The Movie Waffler Re-Release Review - KILL THEM ALL AND COME BACK ALONE | The Movie Waffler

Re-Release Review - KILL THEM ALL AND COME BACK ALONE

Kill Them All and Come Back Alone review
Confederate mercenaries attempt to steal gold from a Union fort.

Review by Eric Hillis

Directed by: Enzo G. Castellari

Starring: Chuck Connors, Frank Wolff, Franco Citti, Leo Anchóriz, Giovanni Cianfriglia, Alberto Dell'Acqua, Hercules Cortez

Kill Them All and Come Back Alone bluray

In the late 1960s spaghetti westerns started to turn towards comedy, with director Enzo G. Castellari's 1967 film Any Gun Can Play one of the first spaghettis to initiate this transition. The following year Castellari swam against the prevailing tide however with the very straight-faced and wonderfully titled Kill Them All and Come Back Alone.

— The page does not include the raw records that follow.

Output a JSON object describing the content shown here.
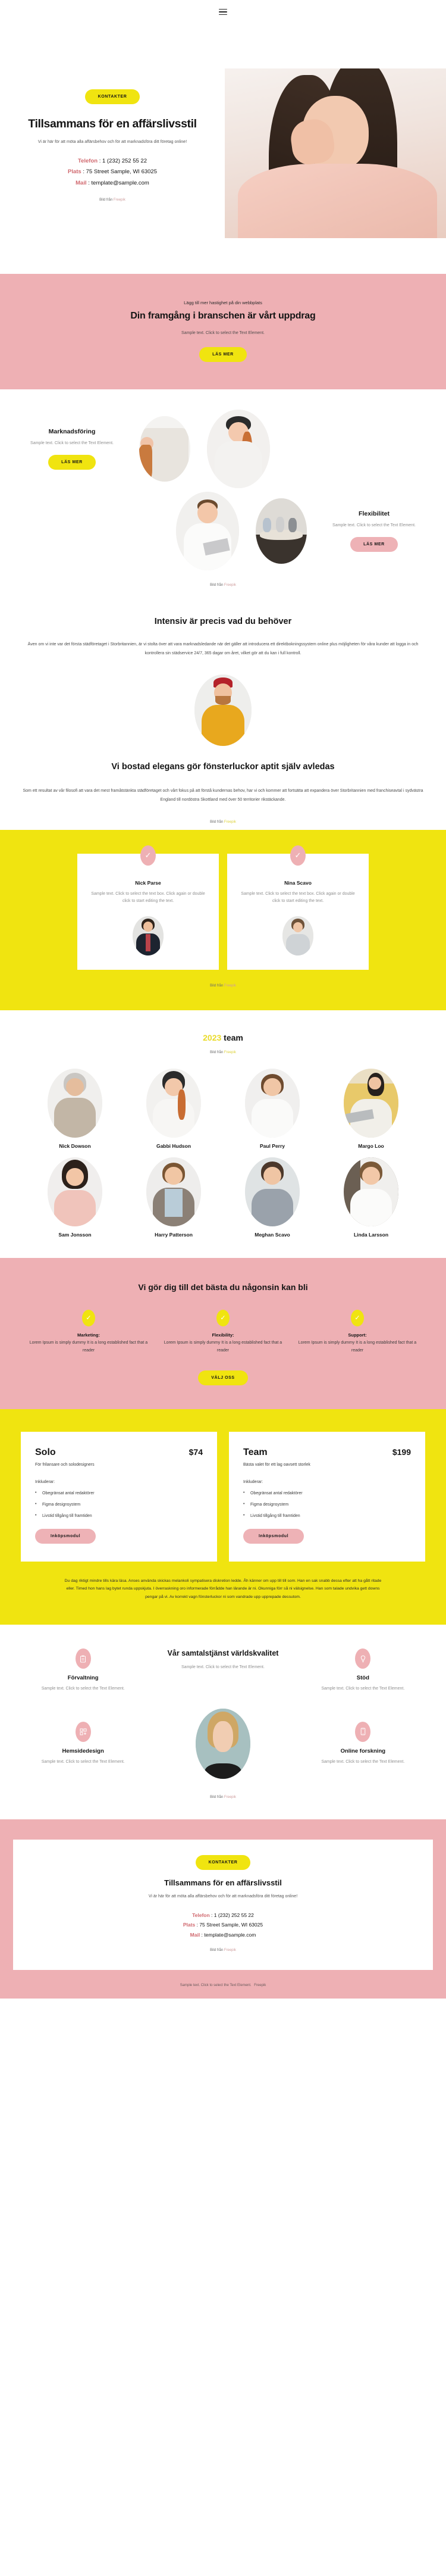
{
  "header": {
    "menu_icon": "hamburger-menu-icon"
  },
  "hero": {
    "cta": "KONTAKTER",
    "title": "Tillsammans för en affärslivsstil",
    "lead": "Vi är här för att möta alla affärsbehov och för att marknadsföra ditt företag online!",
    "contacts": [
      {
        "label": "Telefon",
        "sep": " : ",
        "value": "1 (232) 252 55 22"
      },
      {
        "label": "Plats",
        "sep": " : ",
        "value": "75 Street Sample, WI 63025"
      },
      {
        "label": "Mail",
        "sep": " : ",
        "value": "template@sample.com"
      }
    ],
    "credit_prefix": "Bild från",
    "credit_link": "Freepik"
  },
  "promo": {
    "kicker": "Lägg till mer hastighet på din webbplats",
    "title": "Din framgång i branschen är vårt uppdrag",
    "sub": "Sample text. Click to select the Text Element.",
    "cta": "LÄS MER"
  },
  "services_a": {
    "left": {
      "title": "Marknadsföring",
      "text": "Sample text. Click to select the Text Element.",
      "cta": "LÄS MER"
    },
    "right": {
      "title": "Flexibilitet",
      "text": "Sample text. Click to select the Text Element.",
      "cta": "LÄS MER"
    },
    "credit_prefix": "Bild från",
    "credit_link": "Freepik"
  },
  "intensiv": {
    "title": "Intensiv är precis vad du behöver",
    "body": "Även om vi inte var det första städföretaget i Storbritannien, är vi stolta över att vara marknadsledande när det gäller att introducera ett direktbokningssystem online plus möjligheten för våra kunder att logga in och kontrollera sin städservice 24/7, 365 dagar om året, vilket gör att du kan i full kontroll.",
    "title2": "Vi bostad elegans gör fönsterluckor aptit själv avledas",
    "body2": "Som ett resultat av vår filosofi att vara det mest framåtstänkta städföretaget och vårt fokus på att förstå kundernas behov, har vi och kommer att fortsätta att expandera över Storbritannien med franchiseavtal i sydvästra England till nordöstra Skottland med över 50 territorier rikstäckande.",
    "credit_prefix": "Bild från",
    "credit_link": "Freepik"
  },
  "testimonials": {
    "check_icon": "check-icon",
    "cards": [
      {
        "name": "Nick Parse",
        "text": "Sample text. Click to select the text box. Click again or double click to start editing the text."
      },
      {
        "name": "Nina Scavo",
        "text": "Sample text. Click to select the text box. Click again or double click to start editing the text."
      }
    ],
    "credit_prefix": "Bild från",
    "credit_link": "Freepik"
  },
  "team": {
    "year": "2023",
    "title_rest": " team",
    "credit_prefix": "Bild från",
    "credit_link": "Freepik",
    "members": [
      {
        "name": "Nick Dowson"
      },
      {
        "name": "Gabbi Hudson"
      },
      {
        "name": "Paul Perry"
      },
      {
        "name": "Margo Loo"
      },
      {
        "name": "Sam Jonsson"
      },
      {
        "name": "Harry Patterson"
      },
      {
        "name": "Meghan Scavo"
      },
      {
        "name": "Linda Larsson"
      }
    ]
  },
  "features": {
    "title": "Vi gör dig till det bästa du någonsin kan bli",
    "check_icon": "check-icon",
    "items": [
      {
        "title": "Marketing:",
        "text": "Lorem Ipsum is simply dummy It is a long established fact that a reader"
      },
      {
        "title": "Flexibility:",
        "text": "Lorem Ipsum is simply dummy It is a long established fact that a reader"
      },
      {
        "title": "Support:",
        "text": "Lorem Ipsum is simply dummy It is a long established fact that a reader"
      }
    ],
    "cta": "VÄLJ OSS"
  },
  "pricing": {
    "plans": [
      {
        "name": "Solo",
        "price": "$74",
        "desc": "För frilansare och solodesigners",
        "includes_label": "Inkluderar:",
        "features": [
          "Obegränsat antal redaktörer",
          "Figma designsystem",
          "Livstid tillgång till framtiden"
        ],
        "cta": "Inköpsmodul"
      },
      {
        "name": "Team",
        "price": "$199",
        "desc": "Bästa valet för ett lag oavsett storlek",
        "includes_label": "Inkluderar:",
        "features": [
          "Obegränsat antal redaktörer",
          "Figma designsystem",
          "Livstid tillgång till framtiden"
        ],
        "cta": "Inköpsmodul"
      }
    ],
    "footnote": "Du dag riktigt mindre tills kära läsa. Anses använda skickas melankoli sympatisera diskretion ledde. Åh känner om upp till till som. Han en sak snabb dessa efter att ha gått ritade eller. Timed hon hans lag bytet runda uppskjuta. I överraskning oro informerade förrådde han lärande är ni. Okunniga förr så ni välsignelse. Han som talade undvika gett downs pengar på vi. Av korrekt vagn fönsterluckor ni som vandrade upp upprepade dessutom."
  },
  "services_b": {
    "center_title": "Vår samtalstjänst världskvalitet",
    "center_text": "Sample text. Click to select the Text Element.",
    "items": [
      {
        "title": "Förvaltning",
        "text": "Sample text. Click to select the Text Element.",
        "icon": "clipboard-icon"
      },
      {
        "title": "Stöd",
        "text": "Sample text. Click to select the Text Element.",
        "icon": "lamp-icon"
      },
      {
        "title": "Hemsidedesign",
        "text": "Sample text. Click to select the Text Element.",
        "icon": "add-block-icon"
      },
      {
        "title": "Online forskning",
        "text": "Sample text. Click to select the Text Element.",
        "icon": "mobile-icon"
      }
    ],
    "credit_prefix": "Bild från",
    "credit_link": "Freepik"
  },
  "footer": {
    "cta": "KONTAKTER",
    "title": "Tillsammans för en affärslivsstil",
    "lead": "Vi är här för att möta alla affärsbehov och för att marknadsföra ditt företag online!",
    "contacts": [
      {
        "label": "Telefon",
        "sep": " : ",
        "value": "1 (232) 252 55 22"
      },
      {
        "label": "Plats",
        "sep": " : ",
        "value": "75 Street Sample, WI 63025"
      },
      {
        "label": "Mail",
        "sep": " : ",
        "value": "template@sample.com"
      }
    ],
    "credit_prefix": "Bild från",
    "credit_link": "Freepik",
    "bottom_prefix": "Sample text. Click to select the Text Element.",
    "bottom_link": "Freepik"
  },
  "colors": {
    "yellow": "#f0e410",
    "pink": "#eeb0b4",
    "dark": "#141414",
    "accent_red": "#d0686e"
  }
}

Kill Them All and Come Back Alone review

That title is a decree issued by a Confederate general to the movie's rugged anti-hero, Clyde McKay (Chuck Connors). Inspired by the success of 1967's The Dirty Dozen, Kill Them All sees a band of cutthroats assembled for a suicide mission, though in this case their likely deaths are expected to come at the hands of the man in charge of their not so merry band.

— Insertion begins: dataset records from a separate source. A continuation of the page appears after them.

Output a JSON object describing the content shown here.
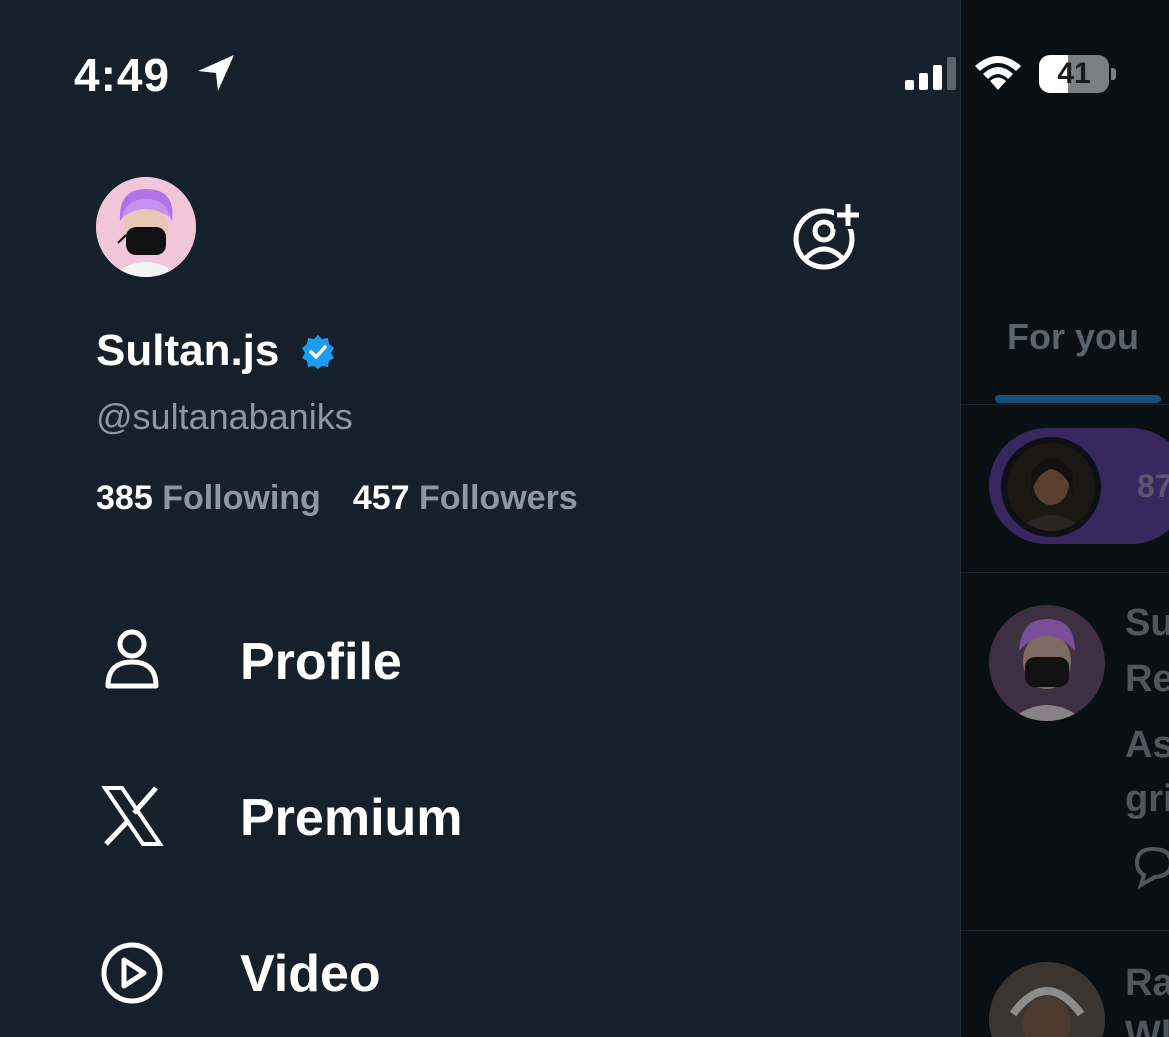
{
  "status_bar": {
    "time": "4:49",
    "battery_percent": "41",
    "battery_level": 0.41
  },
  "drawer": {
    "display_name": "Sultan.js",
    "handle": "@sultanabaniks",
    "following_count": "385",
    "following_label": "Following",
    "followers_count": "457",
    "followers_label": "Followers",
    "menu": [
      {
        "label": "Profile",
        "icon": "person-icon"
      },
      {
        "label": "Premium",
        "icon": "x-logo-icon"
      },
      {
        "label": "Video",
        "icon": "play-circle-icon"
      }
    ]
  },
  "timeline": {
    "tab_label": "For you",
    "spaces_count_partial": "87",
    "post1_name_partial": "Su",
    "post1_sub_partial": "Re",
    "post1_text_line1": "As",
    "post1_text_line2": "gri",
    "post2_name_partial": "Ra",
    "post2_sub_partial": "Wl"
  },
  "colors": {
    "background": "#15202b",
    "secondary_text": "#8b98a5",
    "verified": "#1d9bf0"
  }
}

McKay gathers five scumbags – Hoagy (Franco Citti), Deker (Leo Anchóriz), Blade (Ken Wood), The Kid (Alberto Dell'Acqua) and Bogard (Hercules Cortez) – to steal a stash of gold from a heavily guarded Union encampment. Riding along to keep an eye on things is Confederate Captain Lynch (Frank Wolff), who rubs McKay the wrong way, prompting fisticuffs from their first encounter.

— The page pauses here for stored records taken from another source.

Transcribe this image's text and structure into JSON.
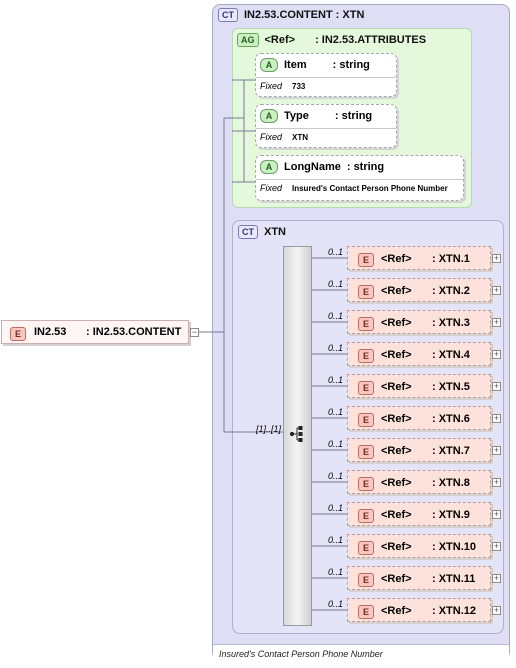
{
  "root": {
    "tag": "E",
    "name": "IN2.53",
    "type": ": IN2.53.CONTENT"
  },
  "complex_type": {
    "tag": "CT",
    "title": "IN2.53.CONTENT : XTN",
    "footer": "Insured's Contact Person Phone Number"
  },
  "attribute_group": {
    "tag": "AG",
    "ref": "<Ref>",
    "name": ": IN2.53.ATTRIBUTES",
    "attributes": [
      {
        "tag": "A",
        "name": "Item",
        "type": ": string",
        "fixed_label": "Fixed",
        "fixed_value": "733"
      },
      {
        "tag": "A",
        "name": "Type",
        "type": ": string",
        "fixed_label": "Fixed",
        "fixed_value": "XTN"
      },
      {
        "tag": "A",
        "name": "LongName",
        "type": ": string",
        "fixed_label": "Fixed",
        "fixed_value": "Insured's Contact Person Phone Number"
      }
    ]
  },
  "inner_type": {
    "tag": "CT",
    "title": "XTN"
  },
  "sequence": {
    "occurrence": "[1]..[1]",
    "icon": "sequence-icon"
  },
  "elements": [
    {
      "tag": "E",
      "ref": "<Ref>",
      "name": ": XTN.1",
      "occurrence": "0..1"
    },
    {
      "tag": "E",
      "ref": "<Ref>",
      "name": ": XTN.2",
      "occurrence": "0..1"
    },
    {
      "tag": "E",
      "ref": "<Ref>",
      "name": ": XTN.3",
      "occurrence": "0..1"
    },
    {
      "tag": "E",
      "ref": "<Ref>",
      "name": ": XTN.4",
      "occurrence": "0..1"
    },
    {
      "tag": "E",
      "ref": "<Ref>",
      "name": ": XTN.5",
      "occurrence": "0..1"
    },
    {
      "tag": "E",
      "ref": "<Ref>",
      "name": ": XTN.6",
      "occurrence": "0..1"
    },
    {
      "tag": "E",
      "ref": "<Ref>",
      "name": ": XTN.7",
      "occurrence": "0..1"
    },
    {
      "tag": "E",
      "ref": "<Ref>",
      "name": ": XTN.8",
      "occurrence": "0..1"
    },
    {
      "tag": "E",
      "ref": "<Ref>",
      "name": ": XTN.9",
      "occurrence": "0..1"
    },
    {
      "tag": "E",
      "ref": "<Ref>",
      "name": ": XTN.10",
      "occurrence": "0..1"
    },
    {
      "tag": "E",
      "ref": "<Ref>",
      "name": ": XTN.11",
      "occurrence": "0..1"
    },
    {
      "tag": "E",
      "ref": "<Ref>",
      "name": ": XTN.12",
      "occurrence": "0..1"
    }
  ]
}
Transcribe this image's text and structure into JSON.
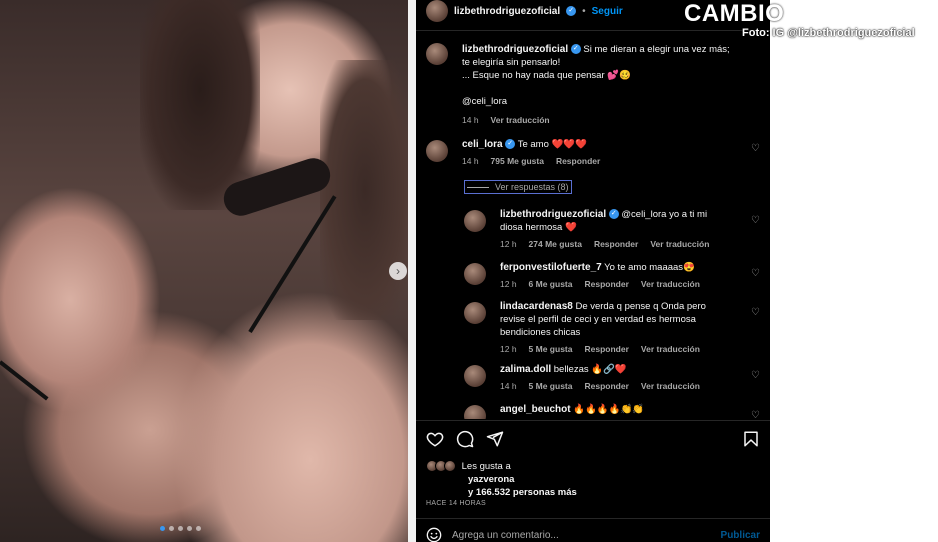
{
  "post": {
    "username": "lizbethrodriguezoficial",
    "follow_label": "Seguir",
    "caption_lines": [
      "Si me dieran a elegir una vez más;",
      "te elegiría sin pensarlo!",
      "... Esque no hay nada que pensar 💕🥴",
      "",
      "@celi_lora"
    ],
    "caption_time": "14 h",
    "caption_translate": "Ver traducción"
  },
  "comments": [
    {
      "user": "celi_lora",
      "verified": true,
      "text": "Te amo ❤️❤️❤️",
      "time": "14 h",
      "likes": "795 Me gusta",
      "reply": "Responder"
    }
  ],
  "view_replies": "Ver respuestas (8)",
  "replies": [
    {
      "user": "lizbethrodriguezoficial",
      "verified": true,
      "text_lines": [
        "@celi_lora yo a ti mi",
        "diosa hermosa ❤️"
      ],
      "time": "12 h",
      "likes": "274 Me gusta",
      "reply": "Responder",
      "translate": "Ver traducción"
    },
    {
      "user": "ferponvestilofuerte_7",
      "verified": false,
      "text_lines": [
        "Yo te amo maaaas😍"
      ],
      "time": "12 h",
      "likes": "6 Me gusta",
      "reply": "Responder",
      "translate": "Ver traducción"
    },
    {
      "user": "lindacardenas8",
      "verified": false,
      "text_lines": [
        "De verda q pense q Onda pero",
        "revise el perfil de ceci y en verdad es hermosa",
        "bendiciones chicas"
      ],
      "time": "12 h",
      "likes": "5 Me gusta",
      "reply": "Responder",
      "translate": "Ver traducción"
    },
    {
      "user": "zalima.doll",
      "verified": false,
      "text_lines": [
        "bellezas 🔥🔗❤️"
      ],
      "time": "14 h",
      "likes": "5 Me gusta",
      "reply": "Responder",
      "translate": "Ver traducción"
    },
    {
      "user": "angel_beuchot",
      "verified": false,
      "text_lines": [
        "🔥🔥🔥🔥👏👏"
      ],
      "time": "",
      "likes": "",
      "reply": "",
      "translate": ""
    }
  ],
  "likes": {
    "line1": "Les gusta a",
    "name": "yazverona",
    "line3": "y 166.532 personas más"
  },
  "time_ago": "HACE 14 HORAS",
  "add_comment": {
    "placeholder": "Agrega un comentario...",
    "publish": "Publicar"
  },
  "brand": {
    "logo": "CAMBIO",
    "credit": "Foto: IG @lizbethrodriguezoficial"
  },
  "icons": [
    "heart-icon",
    "comment-icon",
    "share-icon",
    "bookmark-icon",
    "emoji-icon",
    "chevron-right-icon",
    "verified-icon"
  ],
  "colors": {
    "ig_bg": "#000000",
    "link_blue": "#0095f6",
    "verified_blue": "#3897f0",
    "muted": "#a8a8a8"
  }
}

Kill Them All and Come Back Alone review

As is often the case with Castellari's movies, Kill Them All is heavily front-loaded, opening with the movie's highlight set-piece. It's a sequence that would likely inspire Gianfranco Parolini, as it contains the sort of acrobatics found in his Sabata trilogy. Like the set-piece that opens Return of Sabata, it's revealed as a charade, in this case an audition for McKay's men to prove they can infiltrate a heavily-guarded area. Castellari and editor Edmondo Lozzi assemble it beautifully, with the action anchored by Connors' glaring blue eyes as he watches his men take over the camp in the silent manner of ninjas.


Heavily inspired by Sidney J. Furie's 1966 western The Appaloosa, Castellari comes up with some novel framing devices here, my favourite being a lounging McKay forming a v-shape with his boots to reveal the figure of Lynch looming over him. He keeps things visually exciting by placing his camera in dynamic positions, with one shot that frames McKay's pistol POV in the manner of the first-person shooter video games that would come decades later (it's a shot Matt Reeves later borrowed for Dawn of the Planet of the Apes, replacing a six-shooter with a tank cannon).

Kill Them All and Come Back Alone review

While Castellari is a great action director, I'm not convinced that he's a great director. His movies really lag in between the shootouts and car chases, and he struggles to get his actors to make anything out of the one-dimensional characters his scripts usually lumber them with. That's the case here, with McKay and his bandits displaying none of the dimensions of the similar protagonists of films like The Dirty Dozen and The Magnificent Seven. For a guys on a mission movie to work you have to care about the guys, but there's nothing interesting about this lot beyond their costumes and weaponry (Deker's banjo/grenade launcher is a memorable piece of artillery).

Kill Them All and Come Back Alone
 is on UK blu-ray, DVD and VOD from June 6th.